Dear Dave,
If you invest in the stock market, and the market goes down, what happens to the money? Is it lost?
Danny
Dear Danny,
This is a great question! So many people misunderstand how investments work when the market declines. No actual money disappears. What goes away is value!
Think about it this way. What happens when you buy a car for $25,000 and its value drops to $15,000? There’s no actual money involved. It’s not like you took bills out of your wallet and threw them away, although it may seem like it when you first roll off the showroom floor. You bought an item for $25,000, and now, after time has passed, it’s not worth $25,000 anymore. It works the same way with stocks. If you bought a company’s stock at $50 and the price of it drops to $40, that $10 didn’t go anywhere. It’s just lost in terms of market value, or what someone else will pay you for it. Make sense?

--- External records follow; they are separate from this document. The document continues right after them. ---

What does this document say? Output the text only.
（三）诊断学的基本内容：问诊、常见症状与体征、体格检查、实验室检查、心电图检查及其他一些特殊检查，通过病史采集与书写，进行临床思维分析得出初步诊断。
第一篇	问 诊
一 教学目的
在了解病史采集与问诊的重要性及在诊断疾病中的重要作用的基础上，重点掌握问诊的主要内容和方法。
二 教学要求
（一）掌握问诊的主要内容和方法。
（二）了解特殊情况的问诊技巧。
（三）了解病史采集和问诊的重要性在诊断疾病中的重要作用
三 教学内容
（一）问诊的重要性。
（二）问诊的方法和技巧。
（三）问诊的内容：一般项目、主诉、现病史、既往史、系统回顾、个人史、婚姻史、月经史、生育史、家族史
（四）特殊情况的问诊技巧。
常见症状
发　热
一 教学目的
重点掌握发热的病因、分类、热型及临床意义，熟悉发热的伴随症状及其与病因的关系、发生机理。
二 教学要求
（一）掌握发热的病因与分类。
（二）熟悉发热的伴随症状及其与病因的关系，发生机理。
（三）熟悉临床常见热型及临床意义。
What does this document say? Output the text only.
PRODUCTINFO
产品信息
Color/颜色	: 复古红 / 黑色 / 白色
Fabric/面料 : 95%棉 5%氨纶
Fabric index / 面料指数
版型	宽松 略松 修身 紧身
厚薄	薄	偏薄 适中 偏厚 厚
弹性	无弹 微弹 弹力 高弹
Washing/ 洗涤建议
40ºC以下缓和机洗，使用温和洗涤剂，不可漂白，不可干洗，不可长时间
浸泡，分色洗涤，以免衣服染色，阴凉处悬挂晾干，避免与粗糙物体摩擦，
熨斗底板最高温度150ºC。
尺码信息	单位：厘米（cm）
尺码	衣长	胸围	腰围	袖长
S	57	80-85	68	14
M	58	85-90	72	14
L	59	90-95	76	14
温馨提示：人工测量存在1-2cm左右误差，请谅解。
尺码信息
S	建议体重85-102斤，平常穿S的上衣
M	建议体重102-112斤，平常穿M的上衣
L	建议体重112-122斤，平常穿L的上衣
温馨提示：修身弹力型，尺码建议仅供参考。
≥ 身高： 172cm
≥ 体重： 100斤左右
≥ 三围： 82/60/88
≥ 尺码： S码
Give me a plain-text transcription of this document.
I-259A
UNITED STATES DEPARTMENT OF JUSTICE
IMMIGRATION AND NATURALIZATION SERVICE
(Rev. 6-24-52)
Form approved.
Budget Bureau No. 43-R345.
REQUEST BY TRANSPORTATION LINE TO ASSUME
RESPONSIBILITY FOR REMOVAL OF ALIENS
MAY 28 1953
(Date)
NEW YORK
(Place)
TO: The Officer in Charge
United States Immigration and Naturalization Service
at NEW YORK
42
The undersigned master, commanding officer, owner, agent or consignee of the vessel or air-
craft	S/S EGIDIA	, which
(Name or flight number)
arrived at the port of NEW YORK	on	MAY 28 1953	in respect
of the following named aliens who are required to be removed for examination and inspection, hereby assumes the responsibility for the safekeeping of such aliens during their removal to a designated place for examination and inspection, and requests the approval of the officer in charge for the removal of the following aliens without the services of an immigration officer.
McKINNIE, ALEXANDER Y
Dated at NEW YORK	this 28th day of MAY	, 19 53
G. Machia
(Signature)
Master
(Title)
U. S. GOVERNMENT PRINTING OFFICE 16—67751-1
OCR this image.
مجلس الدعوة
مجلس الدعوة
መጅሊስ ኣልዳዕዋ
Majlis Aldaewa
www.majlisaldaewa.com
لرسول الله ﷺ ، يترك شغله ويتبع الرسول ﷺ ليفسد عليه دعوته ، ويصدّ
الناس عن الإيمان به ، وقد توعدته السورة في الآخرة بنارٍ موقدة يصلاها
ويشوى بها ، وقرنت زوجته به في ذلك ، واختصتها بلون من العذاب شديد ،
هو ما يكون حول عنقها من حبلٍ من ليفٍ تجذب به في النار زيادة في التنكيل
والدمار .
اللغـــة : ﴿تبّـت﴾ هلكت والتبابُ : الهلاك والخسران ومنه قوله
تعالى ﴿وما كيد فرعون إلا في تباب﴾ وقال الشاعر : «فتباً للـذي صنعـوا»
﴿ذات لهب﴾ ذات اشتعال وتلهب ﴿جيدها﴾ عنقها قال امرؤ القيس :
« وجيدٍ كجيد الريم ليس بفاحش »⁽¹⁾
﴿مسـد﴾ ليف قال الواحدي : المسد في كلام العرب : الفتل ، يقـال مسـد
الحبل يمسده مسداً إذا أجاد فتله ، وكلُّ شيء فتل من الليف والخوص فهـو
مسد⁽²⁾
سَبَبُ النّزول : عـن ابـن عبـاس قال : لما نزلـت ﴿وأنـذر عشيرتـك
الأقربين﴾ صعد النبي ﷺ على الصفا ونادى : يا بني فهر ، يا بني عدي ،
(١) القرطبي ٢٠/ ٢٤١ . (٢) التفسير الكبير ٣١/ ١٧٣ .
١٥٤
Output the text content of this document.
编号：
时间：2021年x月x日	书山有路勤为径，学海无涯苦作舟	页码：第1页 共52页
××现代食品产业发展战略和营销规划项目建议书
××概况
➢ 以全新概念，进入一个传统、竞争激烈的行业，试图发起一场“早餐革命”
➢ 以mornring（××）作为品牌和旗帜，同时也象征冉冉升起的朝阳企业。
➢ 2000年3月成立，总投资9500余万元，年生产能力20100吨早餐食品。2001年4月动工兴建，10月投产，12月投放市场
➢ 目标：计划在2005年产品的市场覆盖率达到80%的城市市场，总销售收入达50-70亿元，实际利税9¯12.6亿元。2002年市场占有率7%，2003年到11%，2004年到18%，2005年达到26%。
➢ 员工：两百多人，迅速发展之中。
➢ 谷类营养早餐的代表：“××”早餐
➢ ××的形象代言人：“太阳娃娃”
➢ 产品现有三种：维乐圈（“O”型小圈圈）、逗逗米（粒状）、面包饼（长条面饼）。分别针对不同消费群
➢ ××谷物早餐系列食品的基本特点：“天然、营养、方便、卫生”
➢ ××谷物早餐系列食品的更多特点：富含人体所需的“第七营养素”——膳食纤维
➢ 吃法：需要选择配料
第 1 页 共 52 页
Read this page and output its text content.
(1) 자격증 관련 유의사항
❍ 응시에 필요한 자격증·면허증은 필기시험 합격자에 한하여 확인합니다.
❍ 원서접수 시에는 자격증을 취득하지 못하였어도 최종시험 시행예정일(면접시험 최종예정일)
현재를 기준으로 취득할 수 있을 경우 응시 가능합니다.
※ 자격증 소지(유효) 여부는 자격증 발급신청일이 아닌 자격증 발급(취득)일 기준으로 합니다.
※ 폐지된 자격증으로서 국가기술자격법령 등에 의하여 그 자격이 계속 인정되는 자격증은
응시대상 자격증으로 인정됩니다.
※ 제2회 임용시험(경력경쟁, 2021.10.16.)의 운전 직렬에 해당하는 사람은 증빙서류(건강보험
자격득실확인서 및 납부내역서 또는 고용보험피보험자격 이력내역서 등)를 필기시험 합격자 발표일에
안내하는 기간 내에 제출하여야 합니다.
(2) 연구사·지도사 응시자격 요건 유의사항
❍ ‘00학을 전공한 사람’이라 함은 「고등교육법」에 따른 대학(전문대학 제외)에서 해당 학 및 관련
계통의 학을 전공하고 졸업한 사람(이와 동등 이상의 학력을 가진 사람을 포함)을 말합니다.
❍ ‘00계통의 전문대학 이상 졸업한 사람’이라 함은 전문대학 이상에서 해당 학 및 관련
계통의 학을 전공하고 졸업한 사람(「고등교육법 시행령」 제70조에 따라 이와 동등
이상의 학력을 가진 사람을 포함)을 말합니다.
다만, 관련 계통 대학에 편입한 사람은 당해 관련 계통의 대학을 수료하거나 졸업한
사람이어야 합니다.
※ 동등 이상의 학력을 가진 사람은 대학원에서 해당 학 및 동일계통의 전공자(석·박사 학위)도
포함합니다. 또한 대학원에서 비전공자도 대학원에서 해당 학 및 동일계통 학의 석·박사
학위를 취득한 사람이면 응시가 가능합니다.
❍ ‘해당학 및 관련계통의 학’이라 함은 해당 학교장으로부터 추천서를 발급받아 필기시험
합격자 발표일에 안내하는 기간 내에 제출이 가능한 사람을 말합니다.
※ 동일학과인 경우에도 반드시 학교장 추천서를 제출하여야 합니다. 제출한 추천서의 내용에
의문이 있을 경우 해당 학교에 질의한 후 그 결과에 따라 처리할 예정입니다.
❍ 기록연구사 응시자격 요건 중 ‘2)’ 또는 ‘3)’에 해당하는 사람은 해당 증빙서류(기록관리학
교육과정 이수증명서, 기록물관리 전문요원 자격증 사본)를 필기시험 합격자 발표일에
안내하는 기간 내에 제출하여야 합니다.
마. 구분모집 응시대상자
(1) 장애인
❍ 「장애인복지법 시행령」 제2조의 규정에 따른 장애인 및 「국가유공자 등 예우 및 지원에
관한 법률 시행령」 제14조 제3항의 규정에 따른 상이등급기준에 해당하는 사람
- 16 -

So many people believe we operate with a fixed-pie economy. They think money is gone forever if it leaves one place, but this is a faulty premise, because it can just as easily go to another place. My good friend, Rabbi Daniel Lapin, has a wonderful explanation for how this works. He calls it a comparison of cake versus candles. If you slice a cake and give yourself a bigger piece, there’s less for me. But money isn’t like the cake, it’s like the candles! If you light a candle and use it to light other candles, no candle is diminished. There is even more light!
Communists and socialists believe money is like a cake, and if you get some, there’s less left for me. But if you understand and believe that money is more like the candles, then you’re probably a capitalist. In capitalism, it doesn’t mean you lose just because I win; it can just as easily mean that we both win. Once you get adjusted to this kind of thinking, the marketplace isn’t nearly as scary!